A major drawback of this approach is that these settings are applied individually to each resource. As the number of PaaS resources grows, so does the operational overhead required to configure, maintain, and audit network security rules.
This is the gap that Network Security Perimeter is designed to fill. Much like Azure Firewall Manager or Azure Virtual Network Manager, NSP enables you to define security policies centrally and apply them across multiple managed resources. This centralised model simplifies policy management and helps ensure consistent enforcement throughout your environment.
Another key capability is the ability to define multiple network security perimeters. This allows you to group related PaaS resources together and explicitly permit or block traffic between different perimeters. Conceptually, this is similar to an n-tier architecture, where application layers are segmented and isolated from one another.
NSP can manage both inbound and outbound traffic for PaaS services, giving you tighter control over data flows and ensuring that only approved traffic is allowed in or out.
Because NSP is still in preview, there are currently several constraints—most notably around supported services and scalability. A detailed list of these limitations is available in the official documentation.
At present, NSP supports the following Azure services:
• Application Insights
• Alerts, Notification Service
• Azure AI Search
• Cosmos DB
• Event Hubs
• Key Vault
• Log Analytics Workspace
• SQL Database
• Storage
Deploying an NSP resource is relatively simple. At the moment, you must first register the appropriate preview feature before deployment. Once enabled, a single NSP can manage resources across multiple Azure regions.
In some environments, one NSP may be sufficient. However, from a security and manageability standpoint, it’s generally recommended to deploy a separate NSP per application or workload.
Security configuration within NSP is handled through profiles. A profile consists of inbound and outbound access rules and can be associated with one or more Azure resources. If a different set of rules is required, you can create an additional profile—up to 200 profiles are supported per NSP.
Logging is configured at the NSP level and introduces a wide range of new diagnostic signals, including:
• Public inbound access allowed by NSP rules
• Public inbound access denied by NSP rules
• Public outbound access allowed by NSP rules
• Public outbound access denied by NSP rules
• Inbound access allowed within the same perimeter
• Public inbound access allowed by PaaS resource rules
• Public inbound access denied by PaaS resource rules
• Public outbound access allowed by PaaS resource rules
• Public outbound access denied by PaaS resource rules
• Private endpoint traffic allowed
• Cross-perimeter outbound access allowed via perimeter links
• Cross-perimeter inbound access allowed via perimeter links
• Outbound traffic attempted to the same or a different perimeter
As noted earlier, profiles are where access policies are defined. You can attach multiple resources to a single profile or create several profiles within the same NSP, depending on your needs. Essentially, a profile represents a logical grouping of access rules.
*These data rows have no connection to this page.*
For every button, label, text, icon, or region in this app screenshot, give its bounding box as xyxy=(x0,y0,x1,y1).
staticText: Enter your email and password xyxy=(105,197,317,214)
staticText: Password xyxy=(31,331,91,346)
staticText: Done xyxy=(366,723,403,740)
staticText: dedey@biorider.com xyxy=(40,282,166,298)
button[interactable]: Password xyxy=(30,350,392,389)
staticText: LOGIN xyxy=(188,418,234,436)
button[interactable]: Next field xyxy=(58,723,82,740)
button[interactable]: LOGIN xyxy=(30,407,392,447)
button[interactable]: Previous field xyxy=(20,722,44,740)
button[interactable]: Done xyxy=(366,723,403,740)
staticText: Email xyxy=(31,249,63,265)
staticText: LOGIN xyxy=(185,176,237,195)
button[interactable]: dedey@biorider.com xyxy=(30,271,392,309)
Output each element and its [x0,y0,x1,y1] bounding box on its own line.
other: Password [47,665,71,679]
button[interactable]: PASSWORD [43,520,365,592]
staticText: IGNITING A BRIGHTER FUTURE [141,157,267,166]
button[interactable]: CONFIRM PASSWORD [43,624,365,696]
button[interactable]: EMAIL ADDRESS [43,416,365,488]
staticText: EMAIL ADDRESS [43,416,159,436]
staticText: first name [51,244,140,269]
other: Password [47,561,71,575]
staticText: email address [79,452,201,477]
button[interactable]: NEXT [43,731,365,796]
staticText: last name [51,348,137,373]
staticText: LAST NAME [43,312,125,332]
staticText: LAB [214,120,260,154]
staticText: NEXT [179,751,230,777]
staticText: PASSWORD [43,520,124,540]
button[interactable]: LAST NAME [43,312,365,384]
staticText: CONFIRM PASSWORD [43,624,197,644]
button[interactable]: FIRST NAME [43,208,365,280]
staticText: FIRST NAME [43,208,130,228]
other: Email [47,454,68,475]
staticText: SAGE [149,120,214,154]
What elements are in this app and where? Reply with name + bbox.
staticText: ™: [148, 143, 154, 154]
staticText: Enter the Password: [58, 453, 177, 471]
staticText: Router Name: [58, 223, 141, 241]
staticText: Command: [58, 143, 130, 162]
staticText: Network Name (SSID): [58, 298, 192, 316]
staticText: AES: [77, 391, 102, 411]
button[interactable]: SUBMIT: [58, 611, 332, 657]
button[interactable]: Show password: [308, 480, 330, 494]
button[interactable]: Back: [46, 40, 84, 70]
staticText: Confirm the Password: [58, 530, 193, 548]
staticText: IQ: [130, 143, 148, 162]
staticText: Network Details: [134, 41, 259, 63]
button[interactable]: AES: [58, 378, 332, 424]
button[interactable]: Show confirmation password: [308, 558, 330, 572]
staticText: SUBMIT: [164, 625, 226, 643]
Inbound rules allow you to specify trusted IP addresses and/or trusted Azure subscriptions. These trusted subscriptions can access all resources associated with the profile at the subscription level*. Currently, this is the finest level of granularity available, though the Azure portal hints at potential future support for explicitly allowing access between NSP-protected resources.
Outbound rules are more limited at this stage and only support specifying permitted destination FQDNs. One noteworthy detail is that resources associated with the same NSP are implicitly trusted and do not require explicit outbound rules to communicate with each other*. This has important design implications—using a single NSP for multiple workloads could unintentionally introduce trust relationships that you may not want.
*To enable this functionality, a managed identity is required. Without it, outbound traffic to resources within the same perimeter or across linked perimeters will be blocked.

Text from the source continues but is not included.